Is Windows 7 Actually Faster Than Ubuntu 10.04?

Written by Michael Larabel in Operating Systems on 3 May 2010 at 08:12 AM EDT. Page 1 of 11. 169 Comments.

While Linux has long been talked about as being a faster operating system than Microsoft Windows, in 2010 is this still the case? It seems every time we deliver new benchmarks of the EXT4 file-system it's actually getting slower, recent Linux kernel releases have not been delivering any major performance enhancements for desktop users, the open-source Linux graphics drivers are still no match to the proprietary drivers, and "bloated and huge" is how Linus Torvalds described the Linux kernel last year. This is all while Windows 7 was released last year, which many view as Microsoft's best operating system release to date. Even after using it a fair amount the past few months in preparation for this about-to-be-shared work, it is actually not too bad and is a huge improvement over Windows Vista, but is it really faster than Ubuntu Linux? We have used six uniquely different systems and ran Microsoft Windows 7 Professional x64 and Ubuntu 10.04 LTS x86_64 on each of them with a set of 55 tests (actually, more than 165 if considering that each test is usually run at least three times for accuracy) per installation.
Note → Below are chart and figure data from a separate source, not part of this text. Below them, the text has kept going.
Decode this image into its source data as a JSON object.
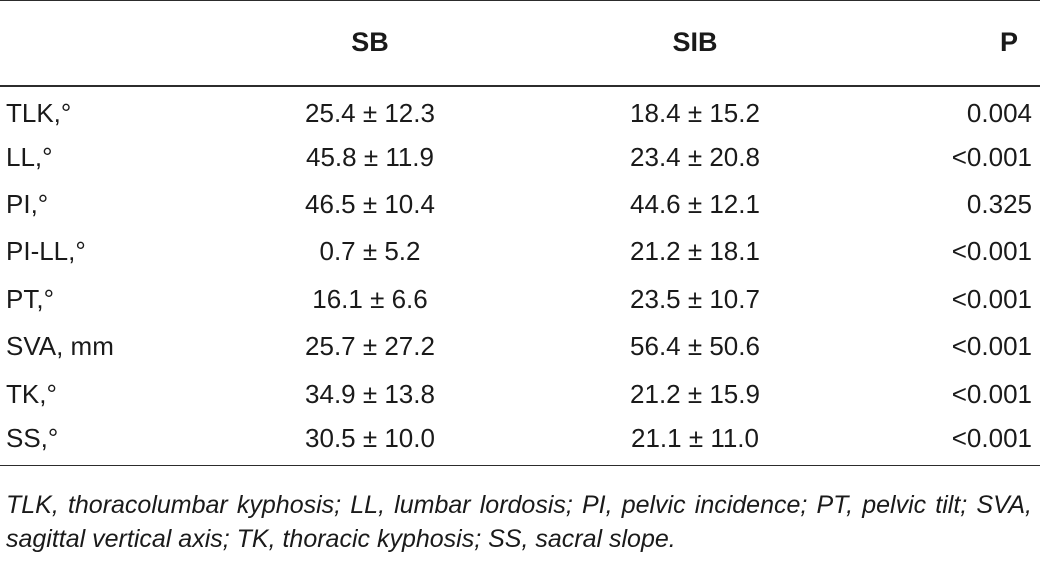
{
  "table": {
    "headers": {
      "label": "",
      "sb": "SB",
      "sib": "SIB",
      "p": "P"
    },
    "rows": [
      {
        "label": "TLK,°",
        "sb": "25.4 ± 12.3",
        "sib": "18.4 ± 15.2",
        "p": "0.004"
      },
      {
        "label": "LL,°",
        "sb": "45.8 ± 11.9",
        "sib": "23.4 ± 20.8",
        "p": "<0.001"
      },
      {
        "label": "PI,°",
        "sb": "46.5 ± 10.4",
        "sib": "44.6 ± 12.1",
        "p": "0.325"
      },
      {
        "label": "PI-LL,°",
        "sb": "0.7 ± 5.2",
        "sib": "21.2 ± 18.1",
        "p": "<0.001"
      },
      {
        "label": "PT,°",
        "sb": "16.1 ± 6.6",
        "sib": "23.5 ± 10.7",
        "p": "<0.001"
      },
      {
        "label": "SVA, mm",
        "sb": "25.7 ± 27.2",
        "sib": "56.4 ± 50.6",
        "p": "<0.001"
      },
      {
        "label": "TK,°",
        "sb": "34.9 ± 13.8",
        "sib": "21.2 ± 15.9",
        "p": "<0.001"
      },
      {
        "label": "SS,°",
        "sb": "30.5 ± 10.0",
        "sib": "21.1 ± 11.0",
        "p": "<0.001"
      }
    ]
  },
  "footnote": "TLK, thoracolumbar kyphosis; LL, lumbar lordosis; PI, pelvic incidence; PT, pelvic tilt; SVA, sagittal vertical axis; TK, thoracic kyphosis; SS, sacral slope.",
  "colors": {
    "text": "#1a1a1a",
    "rule": "#2c2c2c",
    "background": "#ffffff"
  }
}
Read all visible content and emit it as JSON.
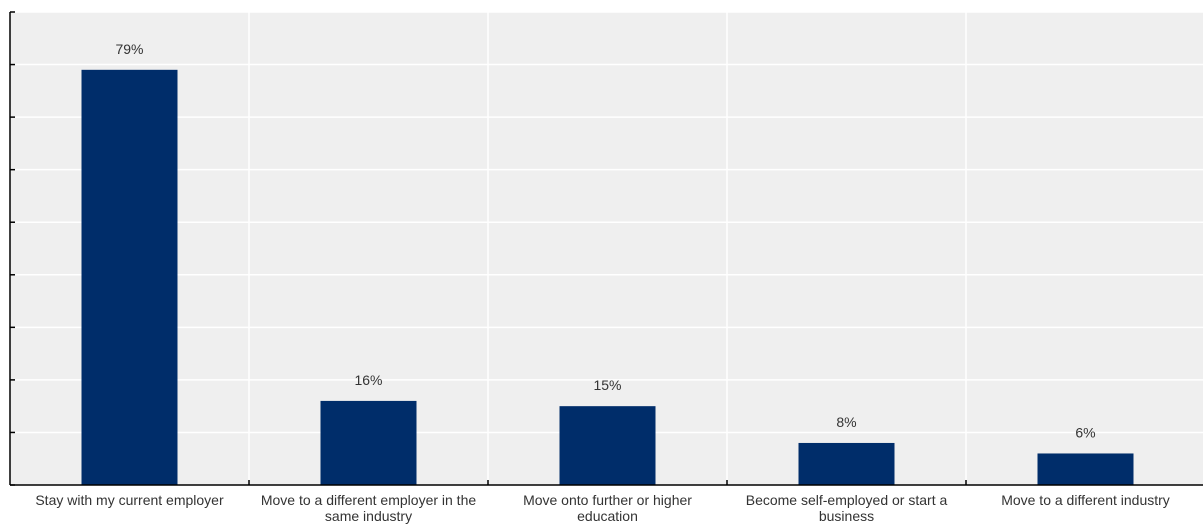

To see whether Linux still is a faster desktop to that of Windows, we have invested a great deal of time and energy in comparing the two vastly different operating systems. In November of last year we announced that the Phoronix Test Suite was coming to Windows 7. The Phoronix Test Suite is our extensible, automated testing framework that we use for conducting our software and hardware benchmarking at Phoronix and is also used by other publications, many software vendors, and practically every major hardware vendor as it can streamline their internal QA, validation, performance optimization, and regression management needs. Read the Phoronix Test Suite web-site for more information on all of its features from verifying statistical accuracy to automated regression testing.

We have been working on the software for years and it already works under Linux, Mac OS X, *BSD, and OpenSolaris operating systems, but Windows support was the last OS milestone there was to reach. It's not been only about being able to compare the performance of Windows to Linux and operating systems, but being able to offer the unique advantages that the Phoronix Test Suite provides to Windows users and while being open-source software -- from centralized test management to automated regression tracking (such as what we do on a daily basis for the Linux kernel) to collaborative testing to being able to autonomously find regressions in a code-base. After taking a sabbatical and investing hundreds of hours in this Windows endeavor, it has now come where we can begin comparing the performance of the modern-day Linux desktop to that of Windows 7 with nearly the same reliability, reproducibility, and ease-of-use that is provided under Linux.

With the benchmarking software in place, for the past few weeks we have been working towards this first article with comparing the performance between Windows 7 x64, Ubuntu 10.04 LTS, and Mac OS X 10.6.3. We did not just benchmark with a single system, but a wide array of hardware to try to get a good idea for where the performance of these vastly different operating systems really are running. As PC gaming is often viewed as one of the last Windows strongholds that are holding back more from switching over to Linux or Mac OS X, that was the first area we began exploring. This is especially important as Linux may soon have the prime opportunity to vastly expand its user-base once Valve's Steam Client and Source Engine come to Linux (it's already running), as there will be more of the popular tier-one titles available and one less reason to be dependent upon Windows. However, as we just had the Mac Mini with NVIDIA graphics for testing as a Mac with ATI graphics was not sent by AMD in time, we are holding off on publishing our initial Mac OS X 10.6.3 vs. Ubuntu 10.04 LTS vs. Windows 7 benchmarks. The first of these three-way OS benchmarks may be published as soon as later this week.

We had performed clean installations of Windows 7 Professional x64 and Ubuntu 10.04 LTS x86_64 one at a time onto each of these six test systems. Each operating system was left with their defaults and all standard Phoronix test practices were enforced. In regards to graphics drivers, we installed the latest proprietary graphics drivers for each operating system where applicable, which included ATI Catalyst 10.4 for the Radeon/FirePro hardware and on the NVIDIA side the 197.54 WHQL Windows 7 x64 driver (and the 197.16 notebook driver was needed for the ION setup) and on the Linux side the NVIDIA driver was 195.36.15.

Ubuntu 10.04 LTS was used as the Linux distribution to represent the modern-day Linux desktop since after all it is the most popular desktop distribution available and thus will have the largest relevance on the most users. It is also commonly the first Linux distribution that many Windows users end up trying. As previous benchmarks at Phoronix have also shown, the performance between Ubuntu, Fedora, openSUSE, and other tier-one distributions are not often too different at least with the gaming / OpenGL performance when equipped with similar packages.